“Mrs. Hayford was mistaken. Hugh is not engaged to Bessie, and I am Mrs. Giles Thornton,” she said, a little bitterly. “My ambition ought to be satisfied. I have made my own bed and must lie in it, and go on lying, too!”
She smiled faintly at her own joke and then continued: “If I had only resisted and come back Mildred Leach! But it is now too late, and Hugh will always despise me for the deception. Oh, Hugh!”
There was a spasmodic wringing of the hands, and then, as if ashamed of herself Mildred said, “I must not, will not be faithless to my husband, who loves me, I know, and I will be worthy of his love and make him happy, so help me Heaven!”
The vow was made and Mildred would keep it to the death. The might have been, which has broken so many hearts when the knowledge came too late, was put away and buried deep down in the inmost recesses of her soul, and when two hours later she awoke from a refreshing sleep and found her husband sitting by her, she put her hand in his just as she had never put it before, and did not shrink from him when he stooped down to caress her.
CHAPTER VII.
CALLS AT THE PARK.
It was early the next morning when Mildred arose and stepping out upon the balcony looked toward the town which had changed so much since she was there last. Across the noisy little river which went dashing along in its rocky bed at the foot of the mountain, one or two tall stacks of manufactories were belching forth their smoke, while new churches and hotels and villas dotted what had been pasture lands when she went away. Standing upon tiptoe she could see the chimney top of her old home, and just over it, up the mountain road, the evergreens in the cemetery where her father and Charlie were lying.
“I’ll go there some day alone and find their graves,” she was thinking when her husband joined her.

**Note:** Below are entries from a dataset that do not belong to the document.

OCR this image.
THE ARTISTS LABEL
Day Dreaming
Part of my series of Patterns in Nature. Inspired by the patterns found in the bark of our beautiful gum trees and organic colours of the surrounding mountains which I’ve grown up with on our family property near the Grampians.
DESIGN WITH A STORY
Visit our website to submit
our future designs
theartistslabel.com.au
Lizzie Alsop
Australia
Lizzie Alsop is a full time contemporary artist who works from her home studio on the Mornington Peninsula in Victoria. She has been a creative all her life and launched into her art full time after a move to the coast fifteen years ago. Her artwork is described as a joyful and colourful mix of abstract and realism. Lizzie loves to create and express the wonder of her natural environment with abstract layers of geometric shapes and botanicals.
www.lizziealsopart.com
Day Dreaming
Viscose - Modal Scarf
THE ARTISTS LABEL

“I am sure you are better, you look so fresh and bright; but it is time you were getting ready for breakfast,” he said, as he gave her a little caress.
And Mildred was very bright when she at last went with her husband to the breakfast-room, a half-opened rose which he had gathered for her at her throat, and another at her belt. It was her first appearance at her own table, and Mr. Thornton led her proudly to her seat behind the coffee urn and looked at her admiringly while she assumed the rôle of mistress as naturally as if she had all her life been accustomed to her present surroundings. Alice had kissed her effusively as she came in, hoping she was quite well and thinking her more beautiful than on the previous day. Gerard, who was less demonstrative but more observant than his sister, greeted her cordially and then sat watching her, curious and puzzled by something in her face or manner or voice which seemed familiar to him.
“She is dazzlingly lovely. I wonder how Bessie will look beside her,” he thought, as after breakfast he started for the farm house as was his daily custom.